ナポリ市街地の地下で新発見! 日本の技術で発掘調査に新展開
#テクノロジー #鷲尾香一
名古屋大学とイタリア・ナポリ大学の共同研究チームは5月18日、宇宙線イメージングによりナポリ市街地の地下でギリシャ時代の埋葬室を発見したと発表した。
https://www.nagoya-u.ac.jp/researchinfo/result/2023/05/post-506.html
発表によると、紀元前1000年後半頃にギリシャ人によって建設された建物、道路、水道橋、墓地などの古代ネアポリスの遺跡は、現在のナポリの街並みの地下10メートルに埋もれている。しかし、ナポリのような大都市の人口密集地では、建物や道路の安全性に配慮する必要があり、発掘調査は困難だった。
16世紀以降に作られた貯水槽や、第二次世界大戦中の防空壕などの地下構造がこれらの遺跡を横断している場合には、地上から地下遺構の調査ができるため、ナポリのサニタ地区には。紀元前6~3世紀の古代ネクロポリスの2つの貴族の埋設室が存在することが知られている。
さらに、近年の地下遺構の3D測量による調査からそれらの周辺にも、別の埋葬室が存在するのではないか、という仮説が立てられていた。
そこで研究チームは、この仮説を検証するために、宇宙線イメージングによる未知の埋葬室の探査を行った。
宇宙線イメージングとは、大気上空で生成される素粒子ミューオンが持つ高い透過力を利用して、X線レントゲン撮影と同じ原理でピラミッドや火山などの巨大な物体の内部を可視化する技術。非破壊で地下構造を可視化できるため、地震波や掘削により穴をあけるボアホールのような調査方法が難しい都市環境に適している。
宇宙線の測定は、写真フィルム型の検出器「原子核乾版」により行われた。原子核乾版の分析は、名古屋大学が独自に開発している超高速自動飛跡読み取り装置を用いて行われる。

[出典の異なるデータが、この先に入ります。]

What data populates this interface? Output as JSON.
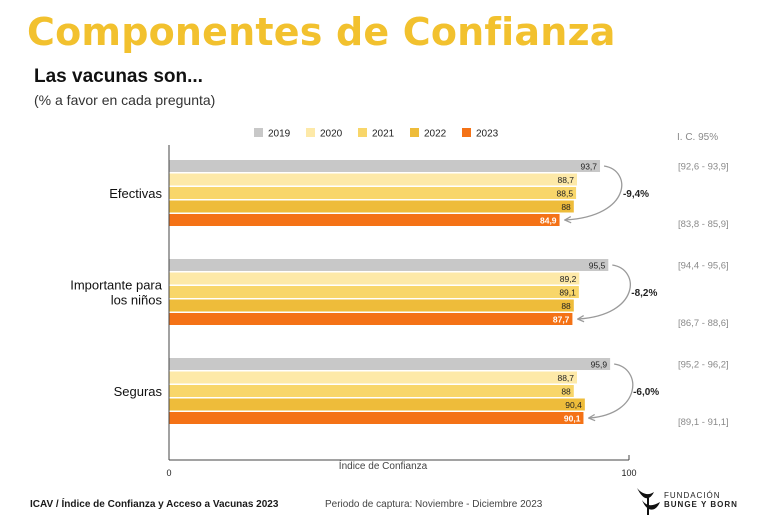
{
  "header": {
    "title": "Componentes de Confianza",
    "subtitle": "Las vacunas son...",
    "note": "(% a favor en cada pregunta)"
  },
  "footer": {
    "left": "ICAV / Índice de Confianza y Acceso a Vacunas 2023",
    "middle": "Periodo de captura: Noviembre - Diciembre 2023",
    "logo_line1": "FUNDACIÓN",
    "logo_line2": "BUNGE Y BORN"
  },
  "colors": {
    "title": "#f2c12e",
    "series": [
      "#c8c8c8",
      "#fde9a8",
      "#f8d66a",
      "#eebc3a",
      "#f47216"
    ],
    "arrow": "#9a9a9a"
  },
  "chart_data": {
    "type": "bar",
    "orientation": "horizontal",
    "title": "Las vacunas son...",
    "subtitle": "(% a favor en cada pregunta)",
    "categories": [
      "Efectivas",
      "Importante para los niños",
      "Seguras"
    ],
    "category_lines": [
      [
        "Efectivas"
      ],
      [
        "Importante para",
        "los niños"
      ],
      [
        "Seguras"
      ]
    ],
    "series": [
      {
        "name": "2019",
        "values": [
          93.7,
          95.5,
          95.9
        ],
        "labels": [
          "93,7",
          "95,5",
          "95,9"
        ]
      },
      {
        "name": "2020",
        "values": [
          88.7,
          89.2,
          88.7
        ],
        "labels": [
          "88,7",
          "89,2",
          "88,7"
        ]
      },
      {
        "name": "2021",
        "values": [
          88.5,
          89.1,
          88
        ],
        "labels": [
          "88,5",
          "89,1",
          "88"
        ]
      },
      {
        "name": "2022",
        "values": [
          88,
          88,
          90.4
        ],
        "labels": [
          "88",
          "88",
          "90,4"
        ]
      },
      {
        "name": "2023",
        "values": [
          84.9,
          87.7,
          90.1
        ],
        "labels": [
          "84,9",
          "87,7",
          "90,1"
        ]
      }
    ],
    "changes": [
      "-9,4%",
      "-8,2%",
      "-6,0%"
    ],
    "ci_header": "I. C. 95%",
    "ci_2019": [
      "[92,6 - 93,9]",
      "[94,4 - 95,6]",
      "[95,2 - 96,2]"
    ],
    "ci_2023": [
      "[83,8 - 85,9]",
      "[86,7 - 88,6]",
      "[89,1 - 91,1]"
    ],
    "xlabel": "Índice de Confianza",
    "xlim": [
      0,
      100
    ],
    "xticks": [
      "0",
      "100"
    ],
    "legend_position": "top"
  }
}
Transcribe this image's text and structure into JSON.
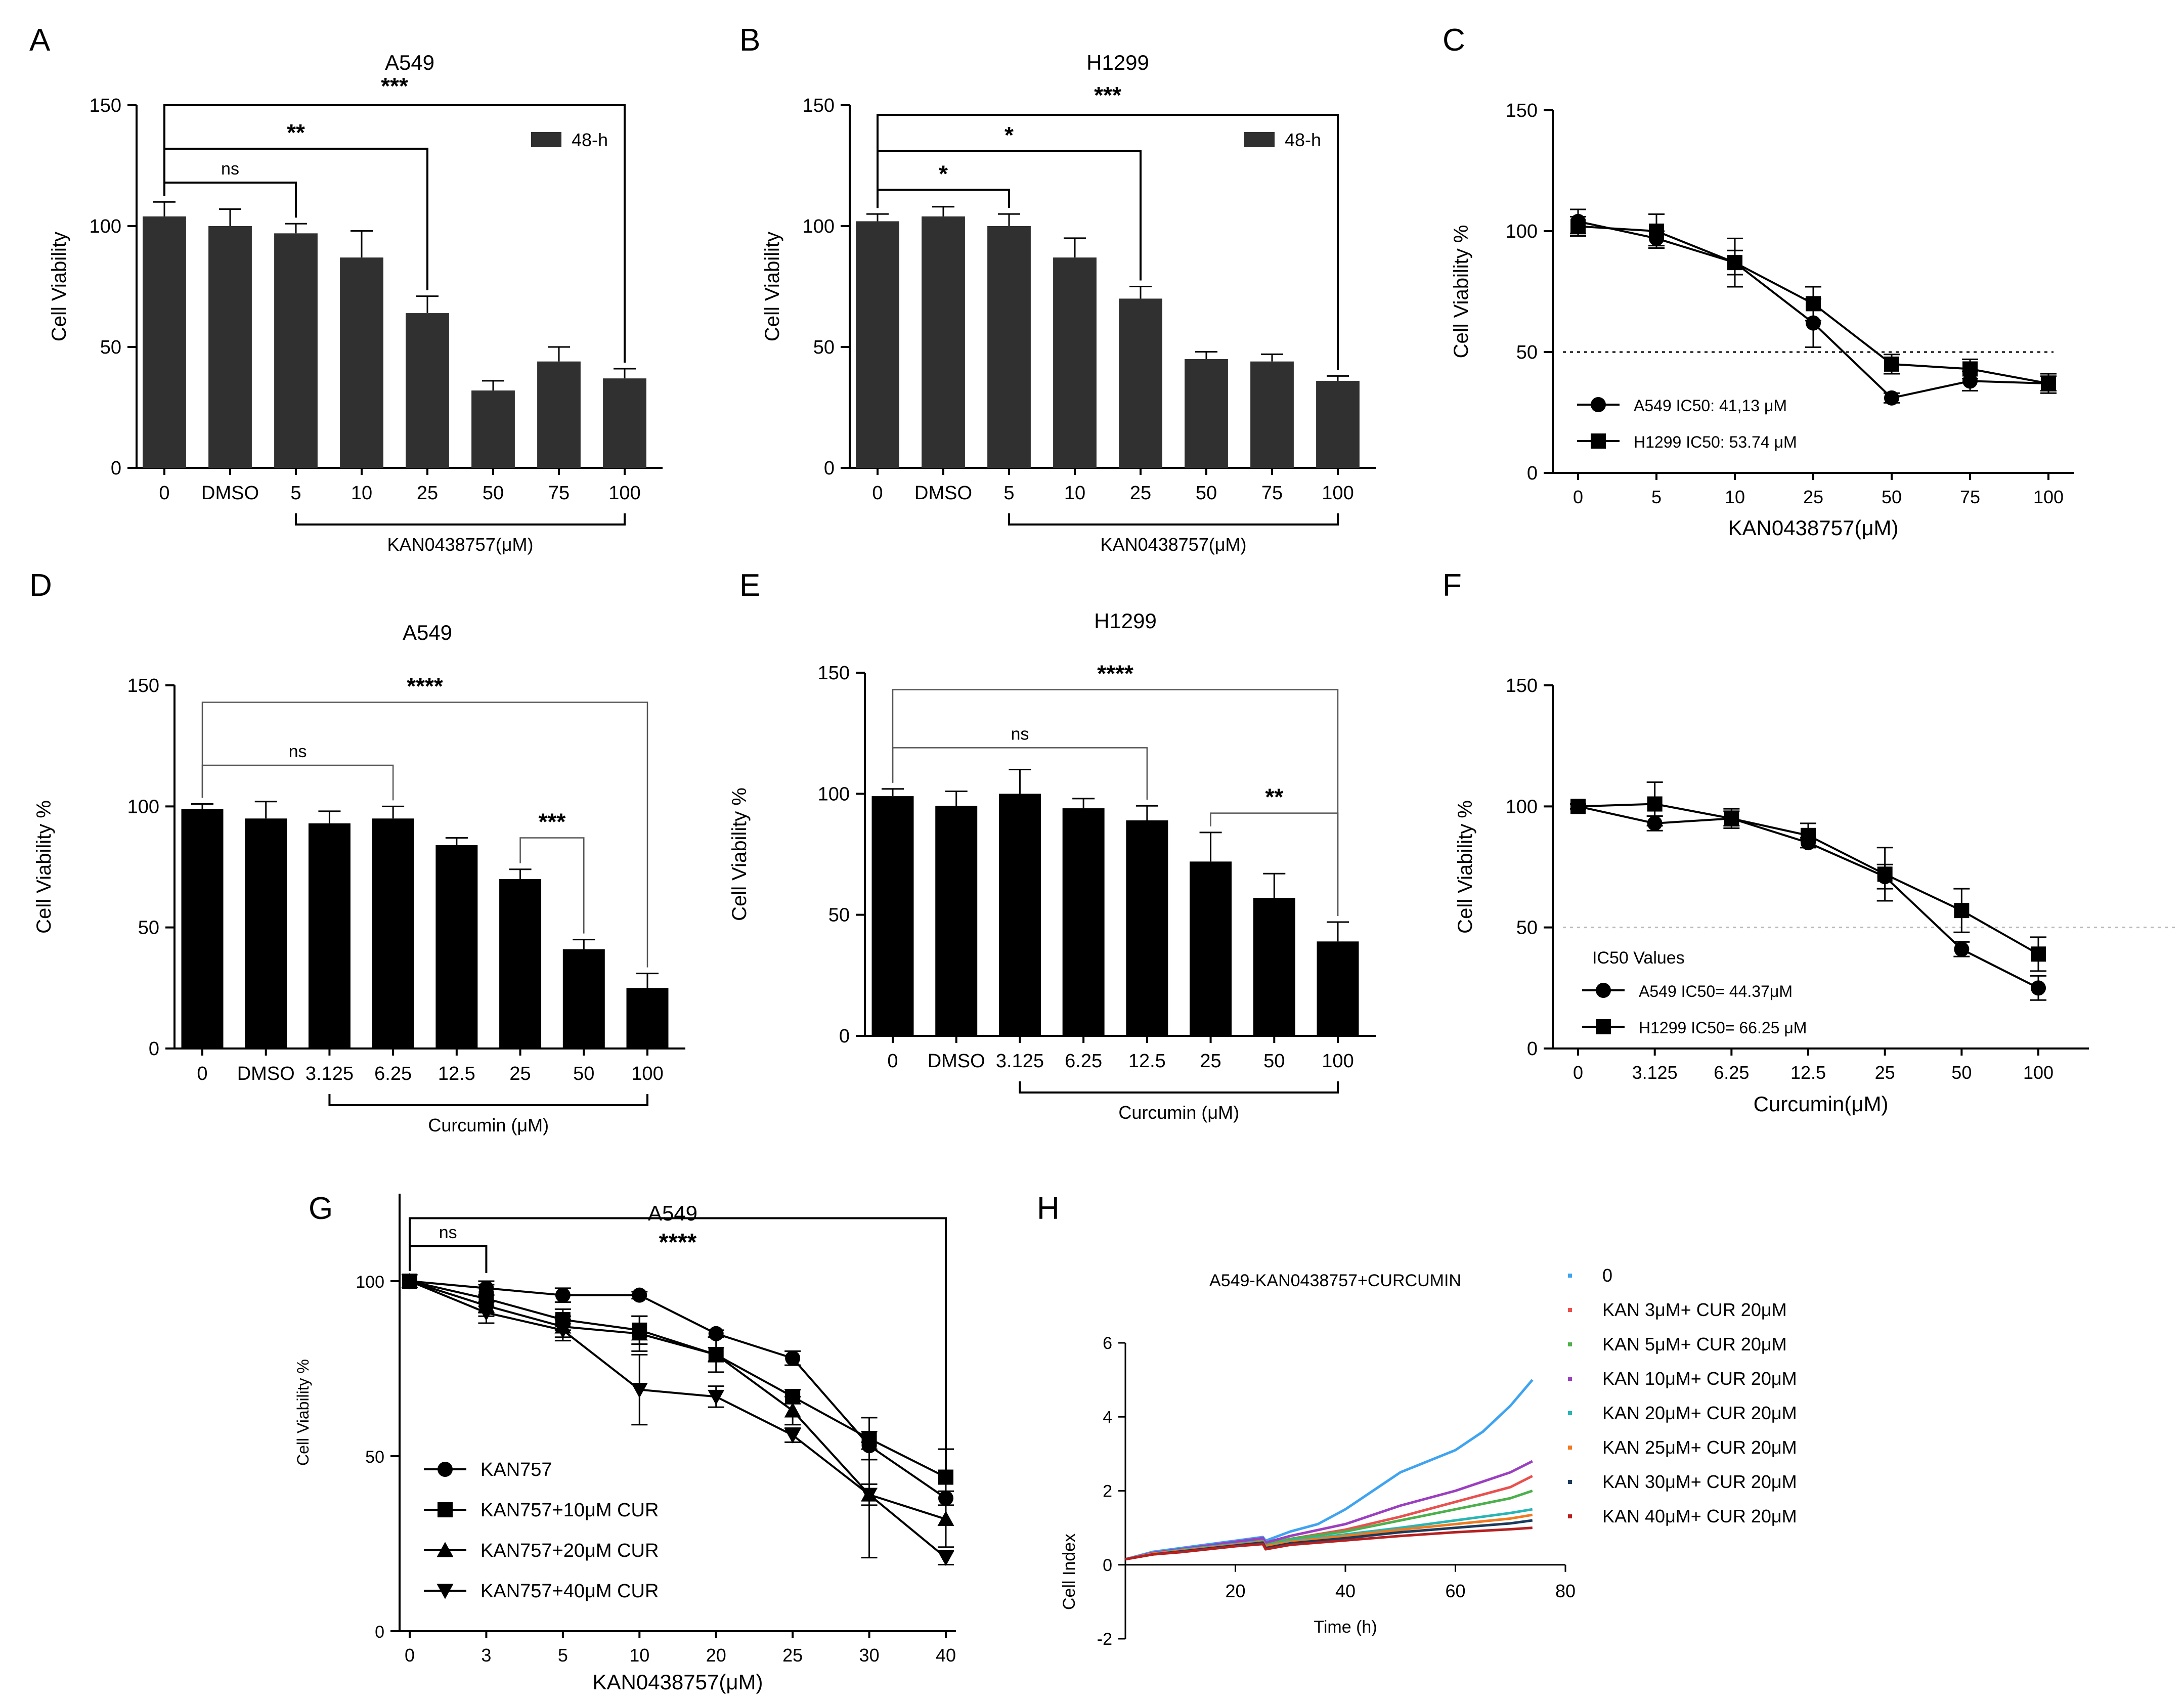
{
  "chart_data": [
    {
      "id": "A",
      "type": "bar",
      "panel_letter": "A",
      "title": "A549",
      "ylabel": "Cell Viability",
      "ylim": [
        0,
        150
      ],
      "yticks": [
        "0",
        "50",
        "100",
        "150"
      ],
      "categories": [
        "0",
        "DMSO",
        "5",
        "10",
        "25",
        "50",
        "75",
        "100"
      ],
      "values": [
        104,
        100,
        97,
        87,
        64,
        32,
        44,
        37
      ],
      "errors": [
        6,
        7,
        4,
        11,
        7,
        4,
        6,
        4
      ],
      "bar_color": "#303030",
      "legend": {
        "label": "48-h",
        "position": "top-right"
      },
      "group_label": "KAN0438757(μM)",
      "group_from": 2,
      "group_to": 7,
      "brackets": [
        {
          "from": 0,
          "to": 2,
          "label": "ns",
          "y": 118
        },
        {
          "from": 0,
          "to": 4,
          "label": "**",
          "y": 132
        },
        {
          "from": 0,
          "to": 7,
          "label": "***",
          "y": 150
        }
      ]
    },
    {
      "id": "B",
      "type": "bar",
      "panel_letter": "B",
      "title": "H1299",
      "ylabel": "Cell Viability",
      "ylim": [
        0,
        150
      ],
      "yticks": [
        "0",
        "50",
        "100",
        "150"
      ],
      "categories": [
        "0",
        "DMSO",
        "5",
        "10",
        "25",
        "50",
        "75",
        "100"
      ],
      "values": [
        102,
        104,
        100,
        87,
        70,
        45,
        44,
        36
      ],
      "errors": [
        3,
        4,
        5,
        8,
        5,
        3,
        3,
        2
      ],
      "bar_color": "#303030",
      "legend": {
        "label": "48-h",
        "position": "top-right"
      },
      "group_label": "KAN0438757(μM)",
      "group_from": 2,
      "group_to": 7,
      "brackets": [
        {
          "from": 0,
          "to": 2,
          "label": "*",
          "y": 115
        },
        {
          "from": 0,
          "to": 4,
          "label": "*",
          "y": 131
        },
        {
          "from": 0,
          "to": 7,
          "label": "***",
          "y": 146
        }
      ]
    },
    {
      "id": "C",
      "type": "line",
      "panel_letter": "C",
      "title": "",
      "ylabel": "Cell Viability %",
      "xlabel": "KAN0438757(μM)",
      "ylim": [
        0,
        150
      ],
      "yticks": [
        "0",
        "50",
        "100",
        "150"
      ],
      "categories": [
        "0",
        "5",
        "10",
        "25",
        "50",
        "75",
        "100"
      ],
      "reference_line": 50,
      "series": [
        {
          "name": "A549 IC50: 41,13 μM",
          "marker": "circle",
          "values": [
            104,
            97,
            87,
            62,
            31,
            38,
            37
          ],
          "errors": [
            5,
            3,
            10,
            10,
            2,
            4,
            4
          ]
        },
        {
          "name": "H1299 IC50: 53.74 μM",
          "marker": "square",
          "values": [
            102,
            100,
            87,
            70,
            45,
            43,
            37
          ],
          "errors": [
            4,
            7,
            5,
            7,
            4,
            4,
            3
          ]
        }
      ]
    },
    {
      "id": "D",
      "type": "bar",
      "panel_letter": "D",
      "title": "A549",
      "ylabel": "Cell Viability %",
      "ylim": [
        0,
        150
      ],
      "yticks": [
        "0",
        "50",
        "100",
        "150"
      ],
      "categories": [
        "0",
        "DMSO",
        "3.125",
        "6.25",
        "12.5",
        "25",
        "50",
        "100"
      ],
      "values": [
        99,
        95,
        93,
        95,
        84,
        70,
        41,
        25
      ],
      "errors": [
        2,
        7,
        5,
        5,
        3,
        4,
        4,
        6
      ],
      "bar_color": "#000000",
      "group_label": "Curcumin (μM)",
      "group_from": 2,
      "group_to": 7,
      "brackets": [
        {
          "from": 0,
          "to": 3,
          "label": "ns",
          "y": 117
        },
        {
          "from": 5,
          "to": 6,
          "label": "***",
          "y": 87
        },
        {
          "from": 0,
          "to": 7,
          "label": "****",
          "y": 143
        }
      ]
    },
    {
      "id": "E",
      "type": "bar",
      "panel_letter": "E",
      "title": "H1299",
      "ylabel": "Cell Viability %",
      "ylim": [
        0,
        150
      ],
      "yticks": [
        "0",
        "50",
        "100",
        "150"
      ],
      "categories": [
        "0",
        "DMSO",
        "3.125",
        "6.25",
        "12.5",
        "25",
        "50",
        "100"
      ],
      "values": [
        99,
        95,
        100,
        94,
        89,
        72,
        57,
        39
      ],
      "errors": [
        3,
        6,
        10,
        4,
        6,
        12,
        10,
        8
      ],
      "bar_color": "#000000",
      "group_label": "Curcumin (μM)",
      "group_from": 2,
      "group_to": 7,
      "brackets": [
        {
          "from": 0,
          "to": 4,
          "label": "ns",
          "y": 119
        },
        {
          "from": 5,
          "to": 7,
          "label": "**",
          "y": 92
        },
        {
          "from": 0,
          "to": 7,
          "label": "****",
          "y": 143
        }
      ]
    },
    {
      "id": "F",
      "type": "line",
      "panel_letter": "F",
      "title": "",
      "ylabel": "Cell Viability %",
      "xlabel": "Curcumin(μM)",
      "ylim": [
        0,
        150
      ],
      "yticks": [
        "0",
        "50",
        "100",
        "150"
      ],
      "categories": [
        "0",
        "3.125",
        "6.25",
        "12.5",
        "25",
        "50",
        "100"
      ],
      "reference_line": 50,
      "legend_title": "IC50 Values",
      "series": [
        {
          "name": "A549 IC50= 44.37μM",
          "marker": "circle",
          "values": [
            100,
            93,
            95,
            85,
            71,
            41,
            25
          ],
          "errors": [
            1,
            3,
            3,
            2,
            5,
            3,
            5
          ]
        },
        {
          "name": "H1299 IC50= 66.25 μM",
          "marker": "square",
          "values": [
            100,
            101,
            95,
            88,
            72,
            57,
            39
          ],
          "errors": [
            1,
            9,
            4,
            5,
            11,
            9,
            7
          ]
        }
      ]
    },
    {
      "id": "G",
      "type": "line",
      "panel_letter": "G",
      "title": "A549",
      "ylabel": "Cell Viability %",
      "xlabel": "KAN0438757(μM)",
      "ylim": [
        0,
        125
      ],
      "yticks": [
        "0",
        "50",
        "100"
      ],
      "categories": [
        "0",
        "3",
        "5",
        "10",
        "20",
        "25",
        "30",
        "40"
      ],
      "brackets": [
        {
          "from": 0,
          "to": 1,
          "label": "ns",
          "y": 110
        },
        {
          "from": 0,
          "to": 7,
          "label": "****",
          "y": 118
        }
      ],
      "series": [
        {
          "name": "KAN757",
          "marker": "circle",
          "values": [
            100,
            98,
            96,
            96,
            85,
            78,
            53,
            38
          ],
          "errors": [
            0,
            2,
            2,
            1,
            1,
            2,
            1,
            14
          ]
        },
        {
          "name": "KAN757+10μM CUR",
          "marker": "square",
          "values": [
            100,
            95,
            89,
            86,
            79,
            67,
            55,
            44
          ],
          "errors": [
            0,
            4,
            3,
            4,
            2,
            2,
            6,
            8
          ]
        },
        {
          "name": "KAN757+20μM CUR",
          "marker": "triangle-up",
          "values": [
            100,
            93,
            87,
            85,
            79,
            63,
            39,
            32
          ],
          "errors": [
            0,
            3,
            3,
            5,
            5,
            4,
            18,
            8
          ]
        },
        {
          "name": "KAN757+40μM CUR",
          "marker": "triangle-down",
          "values": [
            100,
            91,
            86,
            69,
            67,
            56,
            39,
            21
          ],
          "errors": [
            0,
            3,
            3,
            10,
            3,
            2,
            3,
            2
          ]
        }
      ]
    },
    {
      "id": "H",
      "type": "line",
      "panel_letter": "H",
      "title": "A549-KAN0438757+CURCUMIN",
      "ylabel": "Cell Index",
      "xlabel": "Time (h)",
      "xlim": [
        0,
        80
      ],
      "xticks": [
        "20",
        "40",
        "60",
        "80"
      ],
      "ylim": [
        -2,
        6
      ],
      "yticks": [
        "-2",
        "0",
        "2",
        "4",
        "6"
      ],
      "series": [
        {
          "name": "0",
          "color": "#3fa3f0",
          "x": [
            0,
            5,
            10,
            15,
            20,
            25,
            25.5,
            30,
            35,
            40,
            45,
            50,
            55,
            60,
            65,
            70,
            74
          ],
          "y": [
            0.15,
            0.35,
            0.45,
            0.55,
            0.65,
            0.75,
            0.65,
            0.9,
            1.1,
            1.5,
            2.0,
            2.5,
            2.8,
            3.1,
            3.6,
            4.3,
            5.0
          ]
        },
        {
          "name": "KAN 3μM+ CUR 20μM",
          "color": "#e8514f",
          "x": [
            0,
            5,
            10,
            15,
            20,
            25,
            25.5,
            30,
            40,
            50,
            60,
            70,
            74
          ],
          "y": [
            0.15,
            0.3,
            0.4,
            0.5,
            0.6,
            0.7,
            0.55,
            0.7,
            0.95,
            1.3,
            1.7,
            2.1,
            2.4
          ]
        },
        {
          "name": "KAN 5μM+ CUR 20μM",
          "color": "#4cb04c",
          "x": [
            0,
            5,
            10,
            15,
            20,
            25,
            25.5,
            30,
            40,
            50,
            60,
            70,
            74
          ],
          "y": [
            0.15,
            0.3,
            0.4,
            0.5,
            0.6,
            0.68,
            0.55,
            0.7,
            0.9,
            1.2,
            1.5,
            1.8,
            2.0
          ]
        },
        {
          "name": "KAN 10μM+ CUR 20μM",
          "color": "#9b3fc0",
          "x": [
            0,
            5,
            10,
            15,
            20,
            25,
            25.5,
            30,
            40,
            50,
            60,
            70,
            74
          ],
          "y": [
            0.15,
            0.32,
            0.42,
            0.52,
            0.62,
            0.72,
            0.6,
            0.78,
            1.1,
            1.6,
            2.0,
            2.5,
            2.8
          ]
        },
        {
          "name": "KAN 20μM+ CUR 20μM",
          "color": "#27b6b4",
          "x": [
            0,
            5,
            10,
            15,
            20,
            25,
            25.5,
            30,
            40,
            50,
            60,
            70,
            74
          ],
          "y": [
            0.15,
            0.3,
            0.4,
            0.48,
            0.56,
            0.64,
            0.5,
            0.65,
            0.82,
            1.0,
            1.2,
            1.4,
            1.5
          ]
        },
        {
          "name": "KAN 25μM+ CUR 20μM",
          "color": "#f07a20",
          "x": [
            0,
            5,
            10,
            15,
            20,
            25,
            25.5,
            30,
            40,
            50,
            60,
            70,
            74
          ],
          "y": [
            0.15,
            0.3,
            0.38,
            0.46,
            0.54,
            0.62,
            0.5,
            0.62,
            0.78,
            0.95,
            1.1,
            1.25,
            1.35
          ]
        },
        {
          "name": "KAN 30μM+ CUR 20μM",
          "color": "#1c3a5c",
          "x": [
            0,
            5,
            10,
            15,
            20,
            25,
            25.5,
            30,
            40,
            50,
            60,
            70,
            74
          ],
          "y": [
            0.15,
            0.28,
            0.36,
            0.44,
            0.52,
            0.6,
            0.45,
            0.58,
            0.72,
            0.88,
            1.0,
            1.12,
            1.2
          ]
        },
        {
          "name": "KAN 40μM+ CUR 20μM",
          "color": "#b52020",
          "x": [
            0,
            5,
            10,
            15,
            20,
            25,
            25.5,
            30,
            40,
            50,
            60,
            70,
            74
          ],
          "y": [
            0.15,
            0.28,
            0.34,
            0.42,
            0.5,
            0.56,
            0.42,
            0.54,
            0.66,
            0.78,
            0.88,
            0.96,
            1.0
          ]
        }
      ]
    }
  ]
}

原子核乾版は軽量で非常にコンパクトな上、電源を必要としない。そのため、狭い場所や粉塵が多い地下遺跡やトンネルの内部などの過酷な環境下での使用に適している。
名古屋大学の研究グループは、この原子核乾版を用いた宇宙線イメージにより、過去にエジプトのクフ王のピラミッド内部に2つの未知の空間を発見している。
研究チームは原子核乾版に加えて、宇宙線の観測で得られる宇宙線イメージから未知の埋葬室を探索するために、すでに知られている地下構造から期待される宇宙線イメージのシミュレーションを行った。
シミュレーションのために、地上からアクセス可能なすべての地下構造のレーザースキャンを行い、正確な地下空間の3Dモデルを作成した。
その結果、地下10メートルに位置する2~3メートルの大きさの新しい埋葬室を発見した。
名古屋大学の研究グループは、「今回の成果は、宇宙線考古学という宇宙線イメージングと考古学研究との文理融合研究をさらに進めるもの」と評価している。
今回の調査では、新たに発見した埋葬室のほかにも、地下の排水ネットワークや未知の空洞が示唆される領域を検知しており、「宇宙線イメージングが地下構造の把握に極めて有効な手段であることが実証された」としている。
さらに、「国内で年間約9000件もの陥没事故の原因となる地下空洞を宇宙線イメージングによって探査・検知することで、事故を未然に防ぐ新しい防災技術への応用にもつながる」と期待している。
この研究成果は、4月3日付イギリス科学誌「ScientificReports」に掲載された。